Y entonces llega aquí una servidora, meneando la cabeza al pensar en todo eso. Piensa: "joder, si el año ha sido tan horrible, ¿por qué yo he sido tan feliz?"

Fue en el 2013 cuando por primera vez en mi vida una pareja ha decidido que valgo lo suficiente como para cruzar medio país conmigo, apostando por una relación que día a día hace que me sienta orgullosa de haber hecho caso del runrún que me decía que "esta vez sí". Fue el 2013 el que a punto estuvo de quitarme a mi madre, sí, pero también el que me la ha traído de vuelta más consciente de que la queremos con todo nuestro corazón.

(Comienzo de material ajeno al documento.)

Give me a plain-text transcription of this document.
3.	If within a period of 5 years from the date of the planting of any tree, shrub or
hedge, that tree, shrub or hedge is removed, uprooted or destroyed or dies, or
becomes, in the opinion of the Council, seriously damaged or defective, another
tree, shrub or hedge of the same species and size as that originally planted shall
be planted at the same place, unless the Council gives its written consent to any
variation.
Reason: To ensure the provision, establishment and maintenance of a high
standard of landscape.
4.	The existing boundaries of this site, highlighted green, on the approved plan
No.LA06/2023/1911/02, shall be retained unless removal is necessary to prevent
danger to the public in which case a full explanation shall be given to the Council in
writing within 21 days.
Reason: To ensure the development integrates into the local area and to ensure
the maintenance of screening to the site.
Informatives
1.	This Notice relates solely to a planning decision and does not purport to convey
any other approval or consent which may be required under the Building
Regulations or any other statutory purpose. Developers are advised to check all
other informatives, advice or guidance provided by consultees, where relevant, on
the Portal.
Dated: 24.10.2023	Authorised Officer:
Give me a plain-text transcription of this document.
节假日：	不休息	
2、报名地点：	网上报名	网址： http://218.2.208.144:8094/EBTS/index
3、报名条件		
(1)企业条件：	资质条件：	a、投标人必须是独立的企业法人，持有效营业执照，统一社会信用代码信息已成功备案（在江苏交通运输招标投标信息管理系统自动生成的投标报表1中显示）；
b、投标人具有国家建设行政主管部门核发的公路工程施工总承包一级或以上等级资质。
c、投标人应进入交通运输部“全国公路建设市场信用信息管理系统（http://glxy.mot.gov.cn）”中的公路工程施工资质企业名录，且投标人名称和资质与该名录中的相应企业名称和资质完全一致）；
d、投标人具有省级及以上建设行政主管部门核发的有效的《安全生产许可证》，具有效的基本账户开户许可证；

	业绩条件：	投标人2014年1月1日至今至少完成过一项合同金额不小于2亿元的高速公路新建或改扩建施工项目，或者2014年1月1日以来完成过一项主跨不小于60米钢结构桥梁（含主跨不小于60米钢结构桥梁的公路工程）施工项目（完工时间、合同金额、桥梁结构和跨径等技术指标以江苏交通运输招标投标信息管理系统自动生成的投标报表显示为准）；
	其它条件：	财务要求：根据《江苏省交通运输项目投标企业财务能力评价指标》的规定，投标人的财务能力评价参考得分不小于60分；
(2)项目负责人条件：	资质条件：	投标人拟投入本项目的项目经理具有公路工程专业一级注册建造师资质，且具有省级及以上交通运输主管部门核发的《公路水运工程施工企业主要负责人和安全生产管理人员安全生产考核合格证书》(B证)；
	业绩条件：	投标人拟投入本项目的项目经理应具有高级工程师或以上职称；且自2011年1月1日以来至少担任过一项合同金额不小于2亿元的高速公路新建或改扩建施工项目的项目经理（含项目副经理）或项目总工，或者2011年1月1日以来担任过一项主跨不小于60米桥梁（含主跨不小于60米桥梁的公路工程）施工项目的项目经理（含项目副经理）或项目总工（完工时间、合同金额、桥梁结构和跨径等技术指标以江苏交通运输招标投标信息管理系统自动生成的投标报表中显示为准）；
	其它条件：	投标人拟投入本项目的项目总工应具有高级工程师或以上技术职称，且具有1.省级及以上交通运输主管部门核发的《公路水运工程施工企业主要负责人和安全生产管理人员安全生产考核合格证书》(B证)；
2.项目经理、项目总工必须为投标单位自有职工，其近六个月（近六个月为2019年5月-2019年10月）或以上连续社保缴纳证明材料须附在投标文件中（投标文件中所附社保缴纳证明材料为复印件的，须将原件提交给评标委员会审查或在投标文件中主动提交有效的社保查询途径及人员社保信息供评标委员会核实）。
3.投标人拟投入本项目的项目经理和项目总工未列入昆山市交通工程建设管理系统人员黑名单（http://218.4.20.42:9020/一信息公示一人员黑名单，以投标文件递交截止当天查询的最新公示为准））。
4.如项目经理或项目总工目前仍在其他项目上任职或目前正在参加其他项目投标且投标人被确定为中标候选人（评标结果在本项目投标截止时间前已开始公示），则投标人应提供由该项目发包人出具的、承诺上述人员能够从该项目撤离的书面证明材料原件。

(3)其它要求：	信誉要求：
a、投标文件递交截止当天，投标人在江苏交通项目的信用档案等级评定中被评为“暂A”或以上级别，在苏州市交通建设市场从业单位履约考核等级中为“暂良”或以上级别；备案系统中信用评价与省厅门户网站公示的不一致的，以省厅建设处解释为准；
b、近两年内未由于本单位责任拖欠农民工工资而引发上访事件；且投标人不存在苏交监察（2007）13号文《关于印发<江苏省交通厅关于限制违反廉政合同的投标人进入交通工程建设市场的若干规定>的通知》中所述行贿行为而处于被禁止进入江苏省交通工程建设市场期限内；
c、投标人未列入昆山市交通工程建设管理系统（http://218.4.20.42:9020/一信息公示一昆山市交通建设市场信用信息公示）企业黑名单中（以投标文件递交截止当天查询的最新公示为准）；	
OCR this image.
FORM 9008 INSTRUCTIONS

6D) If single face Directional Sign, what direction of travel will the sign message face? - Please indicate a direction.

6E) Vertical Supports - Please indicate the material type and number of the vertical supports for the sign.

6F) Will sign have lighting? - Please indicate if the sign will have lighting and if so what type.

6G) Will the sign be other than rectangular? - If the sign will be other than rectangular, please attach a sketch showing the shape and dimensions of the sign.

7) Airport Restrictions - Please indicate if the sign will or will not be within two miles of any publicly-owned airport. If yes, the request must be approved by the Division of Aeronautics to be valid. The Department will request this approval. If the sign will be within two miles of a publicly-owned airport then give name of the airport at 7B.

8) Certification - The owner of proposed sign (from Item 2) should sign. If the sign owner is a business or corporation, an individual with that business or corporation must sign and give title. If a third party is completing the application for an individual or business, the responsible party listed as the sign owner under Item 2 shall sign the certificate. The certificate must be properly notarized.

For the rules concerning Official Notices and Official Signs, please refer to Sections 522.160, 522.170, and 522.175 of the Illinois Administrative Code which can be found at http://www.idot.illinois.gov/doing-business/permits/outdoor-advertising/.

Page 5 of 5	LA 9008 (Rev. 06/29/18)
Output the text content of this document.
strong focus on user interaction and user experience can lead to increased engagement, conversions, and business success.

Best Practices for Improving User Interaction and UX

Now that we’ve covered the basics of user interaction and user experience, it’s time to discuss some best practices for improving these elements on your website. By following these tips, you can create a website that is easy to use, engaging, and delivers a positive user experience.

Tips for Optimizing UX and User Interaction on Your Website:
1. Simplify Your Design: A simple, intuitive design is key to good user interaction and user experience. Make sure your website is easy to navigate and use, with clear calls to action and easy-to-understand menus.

Ha sido el 2013 un año de cambios, algunos bonitos, otros tremendamente impactantes y negativos,  pero rotundamente necesarios. Ha sido el año de los cambios de compañeros, de los cambios de horarios, de los cambios de dieta, de los cambios de decoración, de puzzle, de precio en el alquiler... Ha sido el año de los juegos de mesa, de las decepciones amables y bien aceptadas... Mirando atrás desde aquí arriba,  desde el lugar al que he conseguido llegar, desde el centro de mi mundo, de mi familia, de mi hogar y mi vida... Mirándolo todo desde aquí,  me resulta imposible decir que alguno de los años que me ha guiado hasta aquí haya sido malo. ¿Es egoísta por mi parte? Si lo es, pido perdón... Porque no voy a dejar de hacerlo.